[Math] Volume of truncated prism

analytic geometrygeometryvolume

I needed to find the volume of what Wikipedia calls a truncated prism, which is a prism (with triangle base) that is intersected with a halfspace such that the boundary of the halfspace intersects the three vertical edges of the prism at heights $h_1, h_2, h_3$.

I was able to find the formula
$$
V=A\frac{h_1+h_2+h_3}{3},
$$
(where $A$ is the area of the triangle base) online, but without proof.

I was also able to prove this formula myself, but with a really nasty proof. (I integrated the area of the horizontal cross-sections; after passing the first intersection with the hyperplane at height $h_1$ these cross-sections have the form of the base triangle minus a quadratically increasing triangle, then after crossing the first intersection at height $h_2$ they have the form of a quadratically shrinking triangle)
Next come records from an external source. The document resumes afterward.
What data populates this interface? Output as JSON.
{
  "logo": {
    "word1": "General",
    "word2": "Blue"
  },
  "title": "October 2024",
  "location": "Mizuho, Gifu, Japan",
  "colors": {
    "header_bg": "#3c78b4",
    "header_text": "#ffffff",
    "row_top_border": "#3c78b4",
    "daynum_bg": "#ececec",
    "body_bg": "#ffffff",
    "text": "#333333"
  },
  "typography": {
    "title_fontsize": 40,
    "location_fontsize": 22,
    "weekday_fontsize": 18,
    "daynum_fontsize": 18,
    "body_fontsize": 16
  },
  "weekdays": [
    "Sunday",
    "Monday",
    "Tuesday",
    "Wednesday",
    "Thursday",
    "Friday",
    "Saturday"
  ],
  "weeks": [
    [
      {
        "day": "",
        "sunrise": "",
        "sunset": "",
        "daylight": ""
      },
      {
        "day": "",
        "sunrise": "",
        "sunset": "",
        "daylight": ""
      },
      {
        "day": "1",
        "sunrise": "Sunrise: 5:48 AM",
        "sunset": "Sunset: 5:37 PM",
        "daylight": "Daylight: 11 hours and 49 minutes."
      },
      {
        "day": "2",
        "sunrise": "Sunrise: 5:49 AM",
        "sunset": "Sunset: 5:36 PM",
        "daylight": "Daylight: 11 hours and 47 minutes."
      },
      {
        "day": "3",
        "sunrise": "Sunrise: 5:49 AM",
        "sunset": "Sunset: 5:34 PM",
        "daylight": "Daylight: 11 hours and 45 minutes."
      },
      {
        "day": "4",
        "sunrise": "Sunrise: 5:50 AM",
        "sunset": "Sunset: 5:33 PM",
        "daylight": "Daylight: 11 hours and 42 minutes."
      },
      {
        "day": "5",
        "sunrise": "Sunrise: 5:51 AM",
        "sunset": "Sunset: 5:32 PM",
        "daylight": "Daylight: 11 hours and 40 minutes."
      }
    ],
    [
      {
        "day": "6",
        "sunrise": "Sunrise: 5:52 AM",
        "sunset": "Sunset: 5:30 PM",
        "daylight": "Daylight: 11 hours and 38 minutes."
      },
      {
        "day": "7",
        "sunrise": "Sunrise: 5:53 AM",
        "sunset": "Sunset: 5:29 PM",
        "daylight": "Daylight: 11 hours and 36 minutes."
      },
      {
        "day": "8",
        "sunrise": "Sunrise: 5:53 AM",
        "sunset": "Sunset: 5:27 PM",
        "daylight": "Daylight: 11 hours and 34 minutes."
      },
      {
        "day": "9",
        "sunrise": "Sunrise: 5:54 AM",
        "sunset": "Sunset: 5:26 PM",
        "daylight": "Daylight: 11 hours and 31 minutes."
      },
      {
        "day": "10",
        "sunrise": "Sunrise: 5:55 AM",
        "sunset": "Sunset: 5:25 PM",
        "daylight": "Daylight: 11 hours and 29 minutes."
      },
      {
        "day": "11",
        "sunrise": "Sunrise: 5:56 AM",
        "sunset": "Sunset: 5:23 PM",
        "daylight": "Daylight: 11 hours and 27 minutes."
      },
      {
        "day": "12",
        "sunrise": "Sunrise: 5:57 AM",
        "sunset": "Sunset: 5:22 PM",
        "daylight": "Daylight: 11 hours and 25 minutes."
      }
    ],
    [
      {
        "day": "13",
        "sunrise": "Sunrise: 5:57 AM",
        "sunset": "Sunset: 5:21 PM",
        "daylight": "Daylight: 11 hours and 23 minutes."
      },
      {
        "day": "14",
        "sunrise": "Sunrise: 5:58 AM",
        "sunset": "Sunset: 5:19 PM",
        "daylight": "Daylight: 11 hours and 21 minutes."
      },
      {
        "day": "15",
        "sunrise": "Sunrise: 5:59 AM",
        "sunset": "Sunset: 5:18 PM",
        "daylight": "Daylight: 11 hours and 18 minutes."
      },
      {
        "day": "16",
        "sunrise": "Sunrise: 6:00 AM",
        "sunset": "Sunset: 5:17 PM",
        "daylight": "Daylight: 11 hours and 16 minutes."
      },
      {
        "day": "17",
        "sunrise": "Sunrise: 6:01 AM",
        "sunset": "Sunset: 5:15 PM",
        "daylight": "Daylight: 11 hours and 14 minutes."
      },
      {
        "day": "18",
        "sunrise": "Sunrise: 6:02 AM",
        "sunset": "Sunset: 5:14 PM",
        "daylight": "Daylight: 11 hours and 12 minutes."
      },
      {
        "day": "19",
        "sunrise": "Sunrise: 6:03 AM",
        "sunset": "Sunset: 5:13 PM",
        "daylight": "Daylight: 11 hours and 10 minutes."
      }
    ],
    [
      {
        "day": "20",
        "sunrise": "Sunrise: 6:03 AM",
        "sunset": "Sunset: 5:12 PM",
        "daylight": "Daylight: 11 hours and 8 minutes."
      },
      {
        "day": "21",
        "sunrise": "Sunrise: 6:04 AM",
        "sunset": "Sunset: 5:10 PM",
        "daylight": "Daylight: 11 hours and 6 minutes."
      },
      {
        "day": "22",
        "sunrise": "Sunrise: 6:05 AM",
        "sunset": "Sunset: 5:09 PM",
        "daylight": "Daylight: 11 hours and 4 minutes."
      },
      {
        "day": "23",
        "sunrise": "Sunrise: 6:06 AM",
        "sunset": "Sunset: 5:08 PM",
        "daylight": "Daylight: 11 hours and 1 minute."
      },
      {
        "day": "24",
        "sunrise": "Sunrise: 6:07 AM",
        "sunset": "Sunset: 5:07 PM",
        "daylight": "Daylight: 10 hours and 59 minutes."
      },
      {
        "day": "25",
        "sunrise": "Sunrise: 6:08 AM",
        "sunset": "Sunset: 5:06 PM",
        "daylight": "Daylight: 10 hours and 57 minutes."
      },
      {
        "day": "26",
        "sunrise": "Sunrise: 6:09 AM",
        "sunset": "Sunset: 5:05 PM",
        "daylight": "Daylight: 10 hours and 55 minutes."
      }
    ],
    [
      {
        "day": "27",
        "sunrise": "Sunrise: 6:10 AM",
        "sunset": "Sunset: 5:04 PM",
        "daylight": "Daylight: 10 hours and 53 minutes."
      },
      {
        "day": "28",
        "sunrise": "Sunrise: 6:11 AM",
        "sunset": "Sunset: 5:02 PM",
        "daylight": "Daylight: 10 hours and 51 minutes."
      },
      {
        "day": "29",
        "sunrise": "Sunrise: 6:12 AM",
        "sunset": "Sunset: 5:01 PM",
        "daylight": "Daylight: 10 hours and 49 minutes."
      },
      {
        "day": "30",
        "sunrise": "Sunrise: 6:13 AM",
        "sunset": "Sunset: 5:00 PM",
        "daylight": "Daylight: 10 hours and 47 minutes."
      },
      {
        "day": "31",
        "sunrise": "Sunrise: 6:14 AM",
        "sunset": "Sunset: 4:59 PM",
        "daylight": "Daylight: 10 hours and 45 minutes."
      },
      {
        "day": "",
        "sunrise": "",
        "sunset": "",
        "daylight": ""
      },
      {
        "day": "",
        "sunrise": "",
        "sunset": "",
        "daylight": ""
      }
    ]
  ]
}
Do you know of an elegant proof of the volume formula?

PS: Wikipedia cites 'William F. Kern, James R Bland,Solid Mensuration with proofs, 1938, p.81' for the name truncated prism, but I cannot find this book.

Best Answer

The existing two answers are both pretty good, so here's my two cents in the form of a proof without words . . . Okay, a few words won't hurt :)

enter image description here

Let $h_1$ be the smallest height (up to purple), $h_3$ be the largest height to the top, and $h_2$ be the intermediate height (up to teal).

$$\mathcal{V}_{\text{whole}} = \mathcal{V}_{\text{purple}} + \mathcal{V}_{\text{teal}} + \mathcal{V}_{\text{top}} $$

The area of the base triangle is denoted $A$ as in the OP.

\begin{align*} \mathcal{V}_{\text{purple}} &= h_1 A & &\text{as a straight up prism} \\ \mathcal{V}_{\text{teal}} &= \frac23 (h_2 - h_1) A & &\text{as a straight up prism with height $h_2-h_1$ minus} \\ &&&\text{a triangular cone upside-down of the same height} \\ \mathcal{V}_{\text{top}} &= \frac13 (h_3 - h_2) A & &\text{as a triangular cone which base is still $A$ by Cavalieri principle} \end{align*} The coefficient associated with each height is easily seen to be all $1/3.\quad$Q.E.D.